Available organisms or species
The easiest way to explore atlas approximations is to query a list of available organisms:
organisms <- GetOrganisms()Organs in a single organism
Once you know what species you are interested in, you can explore the list of organs from that species for which an atlas approximation is available:
human_organs <- GetOrgans(organism = 'h_sapiens')Cell types within an organ
The next level of zoom is to query the list of cell types that make up an organ of choice, e.g.:
cell_types <- GetCelltypes(organism = 'h_sapiens', organ = 'Lung')NOTE: Although cell atlases aim to cover all cell types from a tissue, rare types might be missing because of limited sampling or inaccurate annotation. If you think a cell type is missing from a tissue, please contact fabio DOT zanini AT unsw DOT edu DOT au.
Gene expression
If you have some genes you are interested in, you can query their expression across cell types in the organ of choice:
expression <- GetAverage(organism = 'h_sapiens', organ = 'Lung', features = c('PTPRC', 'COL1A1'))You can also request not only the average level of expression, but the fraction of cells within each type that express the gene:
fraction_expressing <- GetFractionDetected(organism = 'h_sapiens', organ = 'Lung', features = c('PTPRC', 'COL1A1'))To get a list of all available features (e.g. genes) for an organism, you can use:
genes <- GetFeatures(organism = 'h_sapiens')Markers
Each cell type expressed specific genes that contribute to its unique biological function, called markers. To request a list of markers for your cell type of choice:
markers <- GetMarkers(organism = 'h_sapiens', organ = 'Lung', cell_type = 'fibroblast', number = 5)NOTE: There are multiple methods to compute marker genes. The current version of the API uses one specific method, but future versions aim to give the user choice as of which method they prefer.
Data sources
atlasapprox relies upon available cell atlases kindly released for public use:
- Tabula Sapiens
- Tabula Muris Senis
- Tabula Microcebus
- [C elegans]((https://www.science.org/doi/10.1126/science.aam8940): Cao et al. 2017
- Zebrafish embryo (24 hours post fertilisation): Wagner et al. 2018
We are grateful to all authors above for their help and committment to open science.

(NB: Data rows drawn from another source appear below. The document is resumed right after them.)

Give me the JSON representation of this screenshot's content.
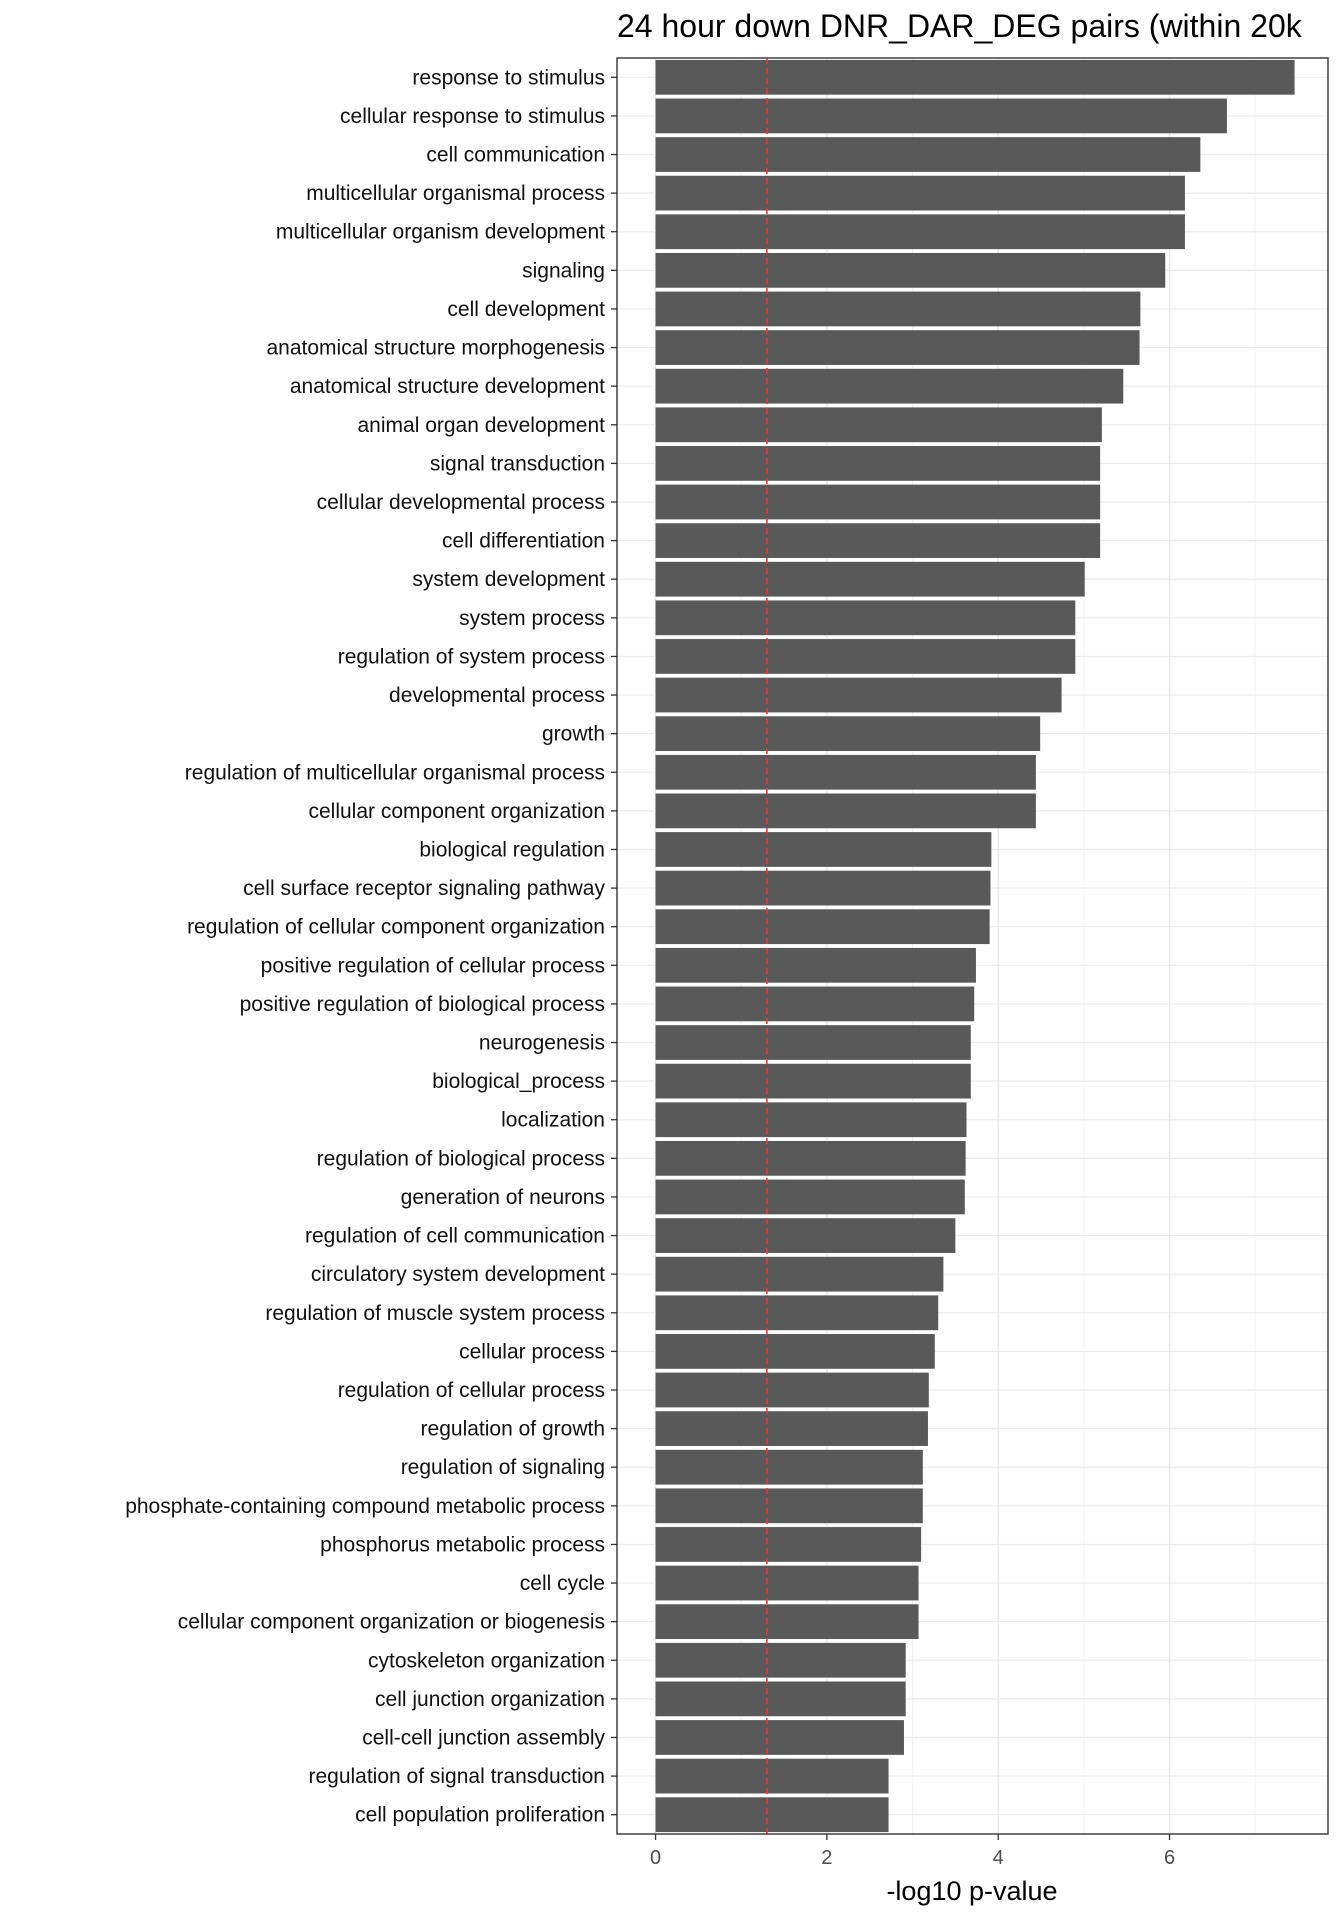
{
  "chart_data": {
    "type": "bar",
    "orientation": "horizontal",
    "title": "24 hour down DNR_DAR_DEG pairs (within 20k",
    "xlabel": "-log10 p-value",
    "ylabel": "",
    "xlim": [
      -0.45,
      7.85
    ],
    "x_ticks": [
      0,
      2,
      4,
      6
    ],
    "grid": true,
    "reference_line": {
      "value": 1.3,
      "color": "#e23b3b",
      "style": "dashed"
    },
    "bar_color": "#595959",
    "categories": [
      "response to stimulus",
      "cellular response to stimulus",
      "cell communication",
      "multicellular organismal process",
      "multicellular organism development",
      "signaling",
      "cell development",
      "anatomical structure morphogenesis",
      "anatomical structure development",
      "animal organ development",
      "signal transduction",
      "cellular developmental process",
      "cell differentiation",
      "system development",
      "system process",
      "regulation of system process",
      "developmental process",
      "growth",
      "regulation of multicellular organismal process",
      "cellular component organization",
      "biological regulation",
      "cell surface receptor signaling pathway",
      "regulation of cellular component organization",
      "positive regulation of cellular process",
      "positive regulation of biological process",
      "neurogenesis",
      "biological_process",
      "localization",
      "regulation of biological process",
      "generation of neurons",
      "regulation of cell communication",
      "circulatory system development",
      "regulation of muscle system process",
      "cellular process",
      "regulation of cellular process",
      "regulation of growth",
      "regulation of signaling",
      "phosphate-containing compound metabolic process",
      "phosphorus metabolic process",
      "cell cycle",
      "cellular component organization or biogenesis",
      "cytoskeleton organization",
      "cell junction organization",
      "cell-cell junction assembly",
      "regulation of signal transduction",
      "cell population proliferation"
    ],
    "values": [
      7.46,
      6.67,
      6.36,
      6.18,
      6.18,
      5.95,
      5.66,
      5.65,
      5.46,
      5.21,
      5.19,
      5.19,
      5.19,
      5.01,
      4.9,
      4.9,
      4.74,
      4.49,
      4.44,
      4.44,
      3.92,
      3.91,
      3.9,
      3.74,
      3.72,
      3.68,
      3.68,
      3.63,
      3.62,
      3.61,
      3.5,
      3.36,
      3.3,
      3.26,
      3.19,
      3.18,
      3.12,
      3.12,
      3.1,
      3.07,
      3.07,
      2.92,
      2.92,
      2.9,
      2.72,
      2.72
    ]
  }
}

To get the data sources in the package, call:
markers <- GetDataSources()NOTE: Although the original cell type annotations of these data sets are mostly preserved, a quality check is performed before computing approximations. During this step, some cell types might be filtered out, renamed, or split into multiple subannotations. If you found a problem in the data that indicates misannotations, please reach out to fabio DOT zanini AT unsw DOT edu DOT au and we will endeavour to fix it.